Bagian 12

109 14 2
                                    

Malam pun tiba. Ranum yang telah mendapat pesan dari Zaviyar, mulai dari ba’da maghrib matanya berulang kali melirik ponsel yang ia letakkan tak jauh dari tempatnya duduk di kasur. Selepas sholat isya pun, gadis itu langsung kembali ke kamar menunggu kabar dari lelaki yang telah membuat hatinya tak karuan.
Jarum jam terus berdetak, semakin lama Ranum menunggu, rasa kesal kian bertambah. Entah kenapa tetes bening tiba-tiba jatuh membasahi pipinya mengingat Zaviyar yang tak kunjung ada kabar.

“Mau kamu apa sih, Mas?”

“PHP?”

“Lebih baik tadi gak usah ngomong mau bicara kalau akhirnya kayak gini. Menunggu itu capek, membosankan, dan … menyakitkan .”

Ranum berdialog sendiri menumpahkan kekesalan dengan air mata yang sesekali kembali keluar. Tak ingin Ibunya mendengar, Ranum berdiri dan mengunci pintu kamarnya lalu kembali duduk di kasur. Beberapa kali ia menyeka air mata yang tak tahu kenapa terus saja keluar.

“Kamu kenapa sih, Num? Gitu aja nangis, emang dia siapa? Gak seharusnya kamu kayak gini.”

Di saat Ranum berusaha menenangkan diri, ponselnya bergetar. Ranum mengambilnya.

[Assalamu’alaikum. Sibuk gak?] Pesan whatsapp dari Arvin.

“Ah … kenapa kamu sih yang chat?” Ranum malas untuk membalas. Tapi mengingat Arvin yang tidak tahu apa-apa tentang masalahnya, ia pun memilih membalasnya.

[Wa’alaikumussalam. Nggak.]

[Lagi ngapain?]

[Tiduran aja.]

[Sakit?]

[Enggak, cuma pingin istirahat aja.]

[Oh, ya udah. Aku ganggu gak?]

[Boleh ngobrol bentar?]

[Voice call?]

Tiga pesan beruntun masuk dari Arvin, membuat ponselnya tak henti bergetar. Ranum yang merasa kesal, melempar ponselnya ke samping dan hampir saja terjatuh dari atas kasur.

"Astaghfirullahal 'adziim. Ranum kamu ngapain sih? Kalau jatuh beneran dan rusak kamu sendiri yang repot. Harga HP gak murah, Num. Butuh gaji berbulan-bulan biar bisa beli HP baru." Rutuknya.

Lalu ia kembali melihat chat pada WhatsApp.

[Mau ngapain?]

[Kan tadi udah bilang, mau ngobrol.]

[Iya, ngobrol apa maksudnya? Sampek mau voice call segala.]
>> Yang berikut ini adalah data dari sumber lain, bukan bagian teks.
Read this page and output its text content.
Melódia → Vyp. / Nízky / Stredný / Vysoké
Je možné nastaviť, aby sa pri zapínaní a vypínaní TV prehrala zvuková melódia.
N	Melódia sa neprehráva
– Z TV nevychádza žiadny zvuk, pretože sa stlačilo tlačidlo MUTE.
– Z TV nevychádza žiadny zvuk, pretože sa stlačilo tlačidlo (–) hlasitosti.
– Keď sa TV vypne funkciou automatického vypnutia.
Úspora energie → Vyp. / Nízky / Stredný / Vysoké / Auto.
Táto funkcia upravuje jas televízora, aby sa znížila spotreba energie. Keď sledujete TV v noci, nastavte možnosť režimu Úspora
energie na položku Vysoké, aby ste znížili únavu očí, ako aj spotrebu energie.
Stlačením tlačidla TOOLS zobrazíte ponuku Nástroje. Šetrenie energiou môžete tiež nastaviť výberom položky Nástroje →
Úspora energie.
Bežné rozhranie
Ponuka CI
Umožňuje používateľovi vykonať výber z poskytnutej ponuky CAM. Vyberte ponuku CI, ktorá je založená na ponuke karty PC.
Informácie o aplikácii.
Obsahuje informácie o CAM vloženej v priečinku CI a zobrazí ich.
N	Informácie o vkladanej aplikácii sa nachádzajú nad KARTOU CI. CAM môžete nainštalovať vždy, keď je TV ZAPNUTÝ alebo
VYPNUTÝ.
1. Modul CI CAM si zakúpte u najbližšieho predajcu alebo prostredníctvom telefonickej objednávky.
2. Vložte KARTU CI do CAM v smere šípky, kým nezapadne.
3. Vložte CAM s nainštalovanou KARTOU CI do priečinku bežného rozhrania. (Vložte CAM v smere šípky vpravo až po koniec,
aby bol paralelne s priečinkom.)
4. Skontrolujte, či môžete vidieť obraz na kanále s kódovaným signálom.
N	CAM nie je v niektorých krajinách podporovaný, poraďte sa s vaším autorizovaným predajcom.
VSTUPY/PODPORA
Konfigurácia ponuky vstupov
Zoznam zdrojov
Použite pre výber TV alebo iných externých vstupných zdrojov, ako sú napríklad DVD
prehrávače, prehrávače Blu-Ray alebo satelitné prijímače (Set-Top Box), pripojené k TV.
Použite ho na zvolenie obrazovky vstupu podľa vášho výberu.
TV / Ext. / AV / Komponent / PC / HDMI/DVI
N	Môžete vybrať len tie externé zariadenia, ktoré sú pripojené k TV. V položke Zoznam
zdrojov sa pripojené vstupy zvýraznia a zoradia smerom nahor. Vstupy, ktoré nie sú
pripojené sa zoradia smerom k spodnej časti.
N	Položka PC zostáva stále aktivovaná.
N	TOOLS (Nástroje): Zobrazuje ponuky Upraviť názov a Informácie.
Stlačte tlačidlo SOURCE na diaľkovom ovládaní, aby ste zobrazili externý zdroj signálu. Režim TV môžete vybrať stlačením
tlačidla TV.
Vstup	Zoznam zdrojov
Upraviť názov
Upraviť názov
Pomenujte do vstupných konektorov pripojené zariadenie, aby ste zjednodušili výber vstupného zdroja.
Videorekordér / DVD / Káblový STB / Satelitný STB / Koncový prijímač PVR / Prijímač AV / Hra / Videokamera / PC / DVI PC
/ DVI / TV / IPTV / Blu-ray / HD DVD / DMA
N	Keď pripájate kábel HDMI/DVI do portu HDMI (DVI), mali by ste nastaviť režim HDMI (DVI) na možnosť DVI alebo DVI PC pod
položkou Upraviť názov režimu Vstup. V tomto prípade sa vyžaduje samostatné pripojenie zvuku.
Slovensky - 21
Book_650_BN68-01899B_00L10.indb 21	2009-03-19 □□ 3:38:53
[Gak mau ya? Ya udah, gak apa-apa.]

[Chat aja, lagi males ngobrol.]

[Kenapa? Ada masalah?]

Ranum tak membalas, malah meletakkan ponselnya sedikit menjauh dari posisi duduknya. Hatinya tak lagi dalam kondisi mood yang baik untuk sekedar berbasa-basi dengan Arvin. Ia berbaring, menutup wajahnya dengan bantal. Ingin berteriak tapi takut ada yang mendengar. Terdengar lagi getar ponselnya. Ranum abaikan, hingga tiga kali ponselnya bergetar. Akhirnya tangan kanannya berusaha meraih ponselnya dengan kepala yang tetap tertutup bantal.

“Bodoh amat, Mas. Udah capek nungguin.” Ucap Ranum saat melihat pesan WhatsApp yang muncul, lalu ia letakkan lagi ponselnya tanpa membalas pesan yang masuk.

Cukup lama berselang, Ranum hampir saja tertidur saat ponselnya bergetar kembali. Ia melirik, terlihat nama lelaki yang sedari tadi ditunggu muncul pada layar ponselnya. Ranum yang masih kesal tak langsung menerima panggilan telepon Zaviyar. Hingga dua kali panggilan, Ranum tak mengangkatnya, dan panggilan ketiga baru ia angkat itu pun setelah cukup lama ponselnya bergetar.